Er hat in Biel eine neue Heimat gefunden. Der Vertrag mit dem EHCB bis 2025 gibt ihm Sicherheit. Was bei Hockeyspielern simple Fakten sind, hat bei Alexandr Yakovenko eine bewegendere Bedeutung. In Kasachstan geboren, besitzt der Verteidiger auch die russische Staatsbürgerschaft. Sein Vater Sergei ist Russe. Doch seit dem russischen Überfall auf die Ukraine am 24. Februar 2022 ist nichts mehr, wie es einmal war.

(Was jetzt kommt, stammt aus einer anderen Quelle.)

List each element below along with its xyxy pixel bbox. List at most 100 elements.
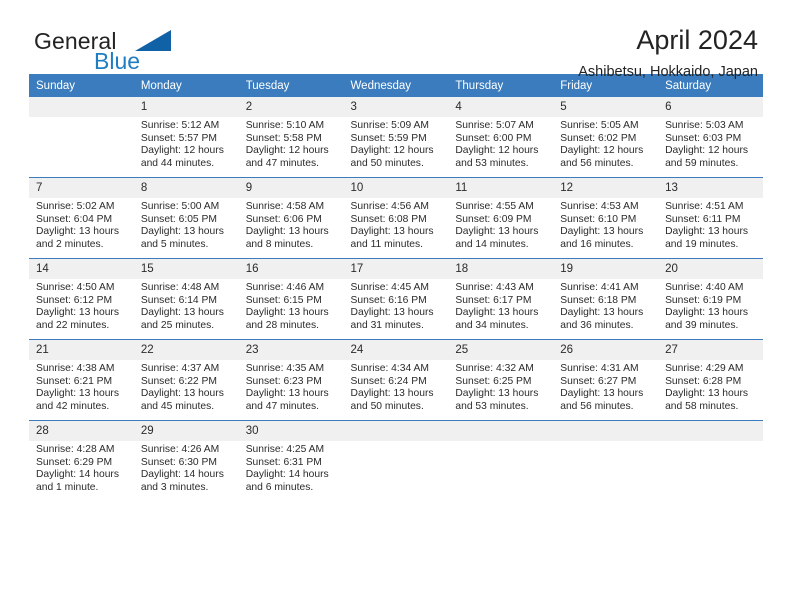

In der Heimat des Vaters hinterlässt Yakovenko 2014/15 als Junior bei Traktor Tscheljabinsk die ersten Spuren in den Statistiken. Sergei Yakovenko wohnt mit einem Halbbruder von Alexandr noch dort. Der 46-jährige Ex-Verteidiger ist Assistenztrainer des Frauenteams Belye Medvedi in Tscheljabinsk. Die Mutter lebt mit zwei Halbschwestern in Kasachstan. Gesehen hat der Bieler Abwehrspieler seine Eltern schon über ein Jahr nicht mehr. Der Krieg trennt Familien, auch jene von Yakovenko.
Yakovenko weiss um sein Privileg
«Mein Vater würde gerne einige Spiele von mir sehen», sagt Alexandr Yakovenko dem «Bieler Tagblatt», «aber es ist schwierig, ein Visum zu bekommen. Schwierig, herumzureisen. Und schwierig, die Familie zu sehen. Die Ungewissheit ist gross.» Laut der Zeitung hat der 24-Jährige im letzten Sommer auf eine Reise nach Russland verzichtet, weil er befürchtete, dass er ins Militär eingezogen werden könnte. Er hofft, dass es in diesem Sommer klappt. Und dass die Welt bis 2025 wieder eine bessere ist.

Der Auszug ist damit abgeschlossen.